Once I was a clever boy learning the arts of Oxford... is a quotation from the verses written by Bishop Richard Fleming (c.1385-1431) for his tomb in Lincoln Cathedral. Fleming, the founder of Lincoln College in Oxford, is the subject of my research for a D. Phil., and, like me, a son of the West Riding. I have remarked in the past that I have a deeply meaningful on-going relationship with a dead fifteenth century bishop... it was Fleming who, in effect, enabled me to come to Oxford and to learn its arts, and for that I am immensely grateful.


Wednesday, 29 May 2013

The reception of Newman in France


Earlier this evening I went to the annual Oriel Newman lecture in the college. The speaker was  Fr Keith Beaumont of the Oratory of France, an organisation inspired by that of St Philip, but established on rather different lines in 1611.

His subject was the reception of Newman in France since the 1840s. This was an excellent talk by an expert, and it contained too much to give here at length - we were provided with a full and useful set of notes t accompany the delivery of the elcture - so I will confine myself to a summary.


john-henry-newman

Bl. Cardinal Newman by Millais

Image:sevenoaksordinariate.wordpress.com


Fr Beaumont saw three main themes or views in the French awareness of Newman. The first was of the brilliant and indeed controversial Anglican don who converted to Catholicism in 1845. Many of his works were translated - in some cases very badly indeed - in these years, and his particular appeal was as an apologist, someone the French church could enlist to reconvert a nation that was still recovering from the serious attempt to de-Christianise it during the worst excesses of the French Revolution. After 1870 the French were too preoccupied with their own internal turmoils to pay as much attention to the works of Newman,and his later writings did not attract translators.
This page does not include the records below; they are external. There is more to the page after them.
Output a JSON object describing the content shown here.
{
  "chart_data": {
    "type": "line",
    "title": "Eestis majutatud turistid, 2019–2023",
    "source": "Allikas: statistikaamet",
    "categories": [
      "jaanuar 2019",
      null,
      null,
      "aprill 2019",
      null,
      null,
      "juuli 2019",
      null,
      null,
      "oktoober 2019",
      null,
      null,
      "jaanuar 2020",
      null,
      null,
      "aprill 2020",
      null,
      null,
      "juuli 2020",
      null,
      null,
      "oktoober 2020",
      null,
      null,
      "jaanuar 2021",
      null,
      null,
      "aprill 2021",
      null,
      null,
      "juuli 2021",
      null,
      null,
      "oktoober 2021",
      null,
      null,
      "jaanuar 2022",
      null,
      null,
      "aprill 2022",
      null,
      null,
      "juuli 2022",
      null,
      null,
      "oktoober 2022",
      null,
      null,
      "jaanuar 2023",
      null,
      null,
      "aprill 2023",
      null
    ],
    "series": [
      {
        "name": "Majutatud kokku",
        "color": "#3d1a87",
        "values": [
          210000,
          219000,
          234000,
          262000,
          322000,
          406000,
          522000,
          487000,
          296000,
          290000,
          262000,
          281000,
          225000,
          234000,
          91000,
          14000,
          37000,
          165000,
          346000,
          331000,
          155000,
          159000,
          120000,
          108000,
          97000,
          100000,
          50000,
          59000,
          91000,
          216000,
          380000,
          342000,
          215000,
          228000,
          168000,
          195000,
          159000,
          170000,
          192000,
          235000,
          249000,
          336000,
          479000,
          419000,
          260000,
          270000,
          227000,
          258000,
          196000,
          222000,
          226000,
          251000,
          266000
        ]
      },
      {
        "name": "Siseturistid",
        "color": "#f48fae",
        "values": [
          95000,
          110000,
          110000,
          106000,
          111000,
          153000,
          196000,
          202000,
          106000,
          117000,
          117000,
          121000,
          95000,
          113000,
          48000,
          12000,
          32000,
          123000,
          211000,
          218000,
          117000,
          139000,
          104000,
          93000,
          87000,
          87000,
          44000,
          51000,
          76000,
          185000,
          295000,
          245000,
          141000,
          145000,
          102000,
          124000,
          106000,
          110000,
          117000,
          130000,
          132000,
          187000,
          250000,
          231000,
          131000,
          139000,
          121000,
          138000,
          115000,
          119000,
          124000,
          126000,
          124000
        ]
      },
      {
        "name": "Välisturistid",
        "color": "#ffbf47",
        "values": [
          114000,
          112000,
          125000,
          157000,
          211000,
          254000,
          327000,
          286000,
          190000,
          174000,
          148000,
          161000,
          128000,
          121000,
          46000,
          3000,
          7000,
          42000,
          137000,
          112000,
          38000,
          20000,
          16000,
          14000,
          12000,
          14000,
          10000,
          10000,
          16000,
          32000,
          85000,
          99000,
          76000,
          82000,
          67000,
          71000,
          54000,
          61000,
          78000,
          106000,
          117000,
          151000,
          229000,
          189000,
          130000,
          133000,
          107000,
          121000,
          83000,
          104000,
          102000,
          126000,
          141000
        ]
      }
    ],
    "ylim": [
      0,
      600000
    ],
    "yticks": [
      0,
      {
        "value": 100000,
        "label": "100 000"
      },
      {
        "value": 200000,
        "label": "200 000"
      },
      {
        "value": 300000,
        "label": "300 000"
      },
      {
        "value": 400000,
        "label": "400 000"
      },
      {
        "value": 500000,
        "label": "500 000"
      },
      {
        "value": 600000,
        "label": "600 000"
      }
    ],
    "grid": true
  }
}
The second themes was in the misunderstanding of Newman in the Modernist crisis. Those rightly or indeed wrongly accused of those errors could look to some of Newman's ideas, or at least their expression as a seemingly kindred spirit. Newman himself believed in a continuing tradition that developed so as to remain faithful to itself, not as Modernist apparently did, in one that merely developed as a historical process. In this matter Newman was unfortunate in attracting the interest of Fr Henri Bremond, who wrote extensively about Newman but, in Fr Beaumont's view, in a very flawed way, as one who saw Newman only in terms of his psychological insight and not as a defender of  received truth. The result was to associate Newman in the eyes of many in the Vatican with Modernist tendencies. This was despite Pope St Pius X's explicit exoneration of Newman in a letter to an Italian bishop of any charge of Modernism, but that remained little known at the time and for along period afterwards.
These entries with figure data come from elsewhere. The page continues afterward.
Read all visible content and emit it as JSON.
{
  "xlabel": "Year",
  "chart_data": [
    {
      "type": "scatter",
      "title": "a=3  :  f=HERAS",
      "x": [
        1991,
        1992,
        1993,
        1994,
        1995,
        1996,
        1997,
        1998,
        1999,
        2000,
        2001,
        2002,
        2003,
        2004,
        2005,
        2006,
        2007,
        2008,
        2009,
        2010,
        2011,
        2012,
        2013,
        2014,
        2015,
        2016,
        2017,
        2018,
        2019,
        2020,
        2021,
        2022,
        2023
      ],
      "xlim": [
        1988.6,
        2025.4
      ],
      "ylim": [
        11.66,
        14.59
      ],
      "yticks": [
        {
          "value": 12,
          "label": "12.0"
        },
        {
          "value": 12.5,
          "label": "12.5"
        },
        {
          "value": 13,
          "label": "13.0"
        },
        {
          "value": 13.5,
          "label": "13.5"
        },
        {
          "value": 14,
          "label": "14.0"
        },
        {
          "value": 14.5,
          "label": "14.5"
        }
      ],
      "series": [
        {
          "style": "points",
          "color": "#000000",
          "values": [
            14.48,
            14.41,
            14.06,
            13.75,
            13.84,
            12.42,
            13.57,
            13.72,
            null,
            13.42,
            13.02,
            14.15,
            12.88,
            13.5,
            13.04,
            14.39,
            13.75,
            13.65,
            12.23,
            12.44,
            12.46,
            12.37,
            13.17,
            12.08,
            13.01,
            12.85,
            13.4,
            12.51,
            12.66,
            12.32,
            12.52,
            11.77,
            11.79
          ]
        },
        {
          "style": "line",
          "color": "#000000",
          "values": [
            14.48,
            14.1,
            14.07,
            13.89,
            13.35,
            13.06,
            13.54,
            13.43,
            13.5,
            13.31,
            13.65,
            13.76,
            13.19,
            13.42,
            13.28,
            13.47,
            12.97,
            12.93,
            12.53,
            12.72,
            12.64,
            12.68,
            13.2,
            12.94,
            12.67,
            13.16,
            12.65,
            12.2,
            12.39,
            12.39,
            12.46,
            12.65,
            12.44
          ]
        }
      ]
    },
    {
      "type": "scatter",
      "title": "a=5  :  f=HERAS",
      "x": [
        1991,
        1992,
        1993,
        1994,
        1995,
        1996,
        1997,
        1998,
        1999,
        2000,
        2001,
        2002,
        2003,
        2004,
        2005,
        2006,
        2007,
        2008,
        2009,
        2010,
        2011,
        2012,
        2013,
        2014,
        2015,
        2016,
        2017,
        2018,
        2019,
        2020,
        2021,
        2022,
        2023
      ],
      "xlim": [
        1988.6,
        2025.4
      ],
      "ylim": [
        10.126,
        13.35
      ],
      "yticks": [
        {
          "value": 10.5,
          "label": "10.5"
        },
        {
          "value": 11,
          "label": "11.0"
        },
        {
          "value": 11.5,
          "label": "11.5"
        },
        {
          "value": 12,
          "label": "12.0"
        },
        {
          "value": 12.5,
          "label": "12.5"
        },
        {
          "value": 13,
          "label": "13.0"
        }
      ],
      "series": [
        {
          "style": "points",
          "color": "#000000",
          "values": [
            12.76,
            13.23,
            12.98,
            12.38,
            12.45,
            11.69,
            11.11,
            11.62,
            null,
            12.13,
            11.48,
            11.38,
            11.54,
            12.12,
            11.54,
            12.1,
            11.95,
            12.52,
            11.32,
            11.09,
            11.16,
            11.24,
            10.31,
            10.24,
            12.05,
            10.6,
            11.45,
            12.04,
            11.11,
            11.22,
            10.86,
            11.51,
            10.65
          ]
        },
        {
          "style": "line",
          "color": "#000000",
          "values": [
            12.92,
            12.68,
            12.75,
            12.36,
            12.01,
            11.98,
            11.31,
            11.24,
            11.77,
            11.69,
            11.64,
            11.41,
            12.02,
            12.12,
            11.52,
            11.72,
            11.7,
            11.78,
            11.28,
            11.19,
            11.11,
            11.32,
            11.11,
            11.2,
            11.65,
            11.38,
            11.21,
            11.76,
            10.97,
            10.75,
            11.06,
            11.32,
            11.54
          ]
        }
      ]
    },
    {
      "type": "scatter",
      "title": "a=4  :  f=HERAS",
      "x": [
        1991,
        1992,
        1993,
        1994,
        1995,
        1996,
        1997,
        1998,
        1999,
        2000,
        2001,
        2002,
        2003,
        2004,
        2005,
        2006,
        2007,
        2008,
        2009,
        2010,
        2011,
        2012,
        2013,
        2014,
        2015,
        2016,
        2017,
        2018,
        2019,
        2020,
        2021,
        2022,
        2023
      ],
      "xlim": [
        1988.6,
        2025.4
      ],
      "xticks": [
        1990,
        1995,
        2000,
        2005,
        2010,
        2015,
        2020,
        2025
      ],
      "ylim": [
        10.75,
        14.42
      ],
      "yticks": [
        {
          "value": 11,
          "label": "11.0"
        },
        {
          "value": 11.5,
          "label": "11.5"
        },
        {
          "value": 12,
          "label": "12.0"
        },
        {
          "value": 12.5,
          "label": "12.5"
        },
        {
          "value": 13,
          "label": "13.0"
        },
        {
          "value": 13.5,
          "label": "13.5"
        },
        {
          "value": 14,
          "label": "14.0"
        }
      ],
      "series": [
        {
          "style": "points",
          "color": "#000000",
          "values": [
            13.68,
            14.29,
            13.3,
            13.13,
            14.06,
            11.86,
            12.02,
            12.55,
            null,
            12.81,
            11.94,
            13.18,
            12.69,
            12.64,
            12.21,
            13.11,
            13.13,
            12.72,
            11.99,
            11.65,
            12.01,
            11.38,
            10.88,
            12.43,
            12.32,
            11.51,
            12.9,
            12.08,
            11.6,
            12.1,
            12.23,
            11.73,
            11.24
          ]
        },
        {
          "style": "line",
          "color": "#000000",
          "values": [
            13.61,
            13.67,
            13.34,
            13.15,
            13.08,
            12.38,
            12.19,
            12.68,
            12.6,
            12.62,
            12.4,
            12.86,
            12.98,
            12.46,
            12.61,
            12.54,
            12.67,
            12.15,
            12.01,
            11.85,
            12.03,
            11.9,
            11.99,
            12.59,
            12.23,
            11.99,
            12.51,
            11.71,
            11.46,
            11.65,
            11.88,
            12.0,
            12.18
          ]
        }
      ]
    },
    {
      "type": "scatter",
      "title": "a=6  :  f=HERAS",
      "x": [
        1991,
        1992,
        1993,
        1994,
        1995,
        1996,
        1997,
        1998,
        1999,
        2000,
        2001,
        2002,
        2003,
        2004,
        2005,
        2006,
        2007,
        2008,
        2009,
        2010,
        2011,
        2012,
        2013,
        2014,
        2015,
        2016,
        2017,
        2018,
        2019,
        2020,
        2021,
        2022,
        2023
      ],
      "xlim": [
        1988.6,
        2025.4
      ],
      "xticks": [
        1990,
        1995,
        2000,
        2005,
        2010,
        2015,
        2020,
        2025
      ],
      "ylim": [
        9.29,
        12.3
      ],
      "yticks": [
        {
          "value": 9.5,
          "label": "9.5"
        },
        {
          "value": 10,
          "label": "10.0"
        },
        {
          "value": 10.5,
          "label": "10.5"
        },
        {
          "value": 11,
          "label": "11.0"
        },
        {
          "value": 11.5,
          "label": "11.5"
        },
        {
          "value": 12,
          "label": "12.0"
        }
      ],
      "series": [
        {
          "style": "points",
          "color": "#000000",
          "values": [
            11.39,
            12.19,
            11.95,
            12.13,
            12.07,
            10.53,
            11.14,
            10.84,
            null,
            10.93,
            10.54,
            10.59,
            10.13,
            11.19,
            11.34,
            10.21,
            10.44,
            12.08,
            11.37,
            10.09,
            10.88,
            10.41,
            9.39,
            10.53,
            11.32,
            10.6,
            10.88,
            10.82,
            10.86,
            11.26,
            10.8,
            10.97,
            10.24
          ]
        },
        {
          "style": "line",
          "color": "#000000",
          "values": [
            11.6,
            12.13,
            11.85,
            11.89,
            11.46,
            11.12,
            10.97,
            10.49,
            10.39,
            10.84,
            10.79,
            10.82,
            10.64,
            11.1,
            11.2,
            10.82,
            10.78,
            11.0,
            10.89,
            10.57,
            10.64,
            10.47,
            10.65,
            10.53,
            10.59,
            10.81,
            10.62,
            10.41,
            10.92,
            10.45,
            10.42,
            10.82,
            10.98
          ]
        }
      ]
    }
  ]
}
The third, contemporary view can be seen to derive from the work of Fr Louis Bouyer of the French Oratory in the 1950s. This re-established Newman's coherence as an orthodox thinker worthy of interest, and led to a group such as the Amies de Newman who publish a journal of studies and encourage work on the Cardinal.

Fr Beaumont thought part of the limiting factor in the French perception of Newman was a failure to understand the complex nature of Anglicanism, either in the era of the Oxford Movement or today.  There are also humorous misunderstandings, such as publishers who seek to Germanisize him as  John-Henry Newmann...

In his view the point that was often missed about Newman was that people concentrated on one aspect of him rather than the totality - they saw the theologian, the pastoral figure, the preacher, but not that all were one and the same man, integrated around his essential faith.

Fr Beaumont expressed his personal prayer  for the canonisation of Bl. John Henry, so that he could be also proclaimed eventually as a Doctor of the Church.

Following the lecture there was a lively and interesting series of questions to the speaker - including references to Newman's own attitude to France, notably travelling across Paris in 1833 with the carriage blinds down so as not to see the hated tricoleur, symbolic of the 1830 revolution, which had so concerned him and others as a warning to the British estabishment.

As is the custom on these occasions there was a reception afterwards and the chance to meet both Fr Beaumont and others, many of them old friends from Oriel or the Oratory.






1 comment:

Anonymous said...

Hi Keith
Your comments are, as always, true to your own faith. Wonderful to see. Have finally found you again on the Net and was showing the children your picture.